Meclis'in o heyecanlı koridorlarında dolaşan dedikodulara inanacak olursanız, AK Partililerle muhalefet arasında gizli pazarlıklar dönüyormuş. Aman Allah'ım! Nereden çıkıyor bu hikayeler? Numan Kurtulmuş, dün akşamüstü komisyon toplantısında tam da bu konuya parmak bastı. Öyle bir bastı ki, artık kimsenin kuşkusu kalmasın.
Şöyle bir düşünün: Dört saat süren -evet, tam dört saat- komisyon toplantısında herkes bekliyordu. Acaba bugün ne olacak? Gerilim mi yaşanacak, uzlaşma mı çıkacak? Kurtulmuş'un ağzından çıkacak her kelime merakla takip ediliyordu.
İddialara Sert Yanıt
"Biz" diyor Kurtulmuş, sesinde hafif bir titremeyle, "hiç kimseyle gizli kapaklı pazarlıklar yapmadık. Böyle bir şey söz konusu dahi olamaz." Masaya yumruğunu vurmasa da, kelimeleri o kadar net ve keskin ki, odadaki herkes donup kalıyor.
Aslında bu pazarlık iddiaları siyaset koridorlarında haftalardır dolaşıyor. Kimileri "şu madde için anlaştılar" diyor, kimileri "şurada taviz verdiler" diye fısıldaşıyor. Kurtulmuş'un bu konuşması işte tüm bu fısıltılara adeta tokat gibi bir cevap niteliğinde.
Komisyonda Gerilim Yükseliyor
Toplantıda anayasa değişiklik maddeleri tek tek görüşülürken, muhalefet tarafından gelen eleştirilere Kurtulmuş'un verdiği yanıtlar oldukça dikkat çekici. "Biz" diye devam ediyor, "ülkemizin geleceği için çalışıyoruz, pazarlık için değil."
O sırada salondaki bir milletvekilinin kaşlarını çattığını görüyorsunuz.

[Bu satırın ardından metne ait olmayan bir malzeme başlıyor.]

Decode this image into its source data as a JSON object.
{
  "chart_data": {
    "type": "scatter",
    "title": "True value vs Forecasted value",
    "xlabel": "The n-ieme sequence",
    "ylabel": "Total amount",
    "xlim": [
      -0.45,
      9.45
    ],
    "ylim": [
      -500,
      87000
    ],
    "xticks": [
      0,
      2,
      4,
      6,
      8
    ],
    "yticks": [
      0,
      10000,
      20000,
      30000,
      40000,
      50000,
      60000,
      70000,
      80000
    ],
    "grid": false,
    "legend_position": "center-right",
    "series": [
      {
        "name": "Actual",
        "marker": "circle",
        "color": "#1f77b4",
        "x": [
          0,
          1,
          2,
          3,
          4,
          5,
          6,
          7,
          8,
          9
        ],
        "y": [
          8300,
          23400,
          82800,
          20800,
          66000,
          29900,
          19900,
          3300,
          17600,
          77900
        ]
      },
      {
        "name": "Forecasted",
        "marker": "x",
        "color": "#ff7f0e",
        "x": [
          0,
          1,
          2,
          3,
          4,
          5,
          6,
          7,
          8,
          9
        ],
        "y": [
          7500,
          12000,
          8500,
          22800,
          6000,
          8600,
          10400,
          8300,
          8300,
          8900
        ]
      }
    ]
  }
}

Bir diğeri not alıyor. Ortam gerçekten gergin. Kimse kılını kıpırdatmıyor. Kurtulmuş konuştukça, odadaki hava iyice ağırlaşıyor.
Peki ya sonra? Sonrası malum. Toplantı bittiğinde herkes dağılıyor ama akıllarda Kurtulmuş'un o keskin çıkışı kalıyor. Meclis'in o bildik koridorlarında yeni bir fısıltı başlıyor: "Demek ki pazarlık falan yokmuş."
Bu arada, insan düşünmeden edemiyor: Acaba bu kadar sert çıkış neden şimdi? Daha önce niye böyle bir açıklama yapılmadı? Belki de muhalefetin son zamanlardaki artan eleştirilerine bir cevap vermek gerekiyordu. Kim bilir...
Kurtulmuş'un sözleri aslında şunu gösteriyor: Siyasette her söylenene inanmamak lazım. Bazen gerçekler, söylentilerin çok daha ötesinde olabiliyor.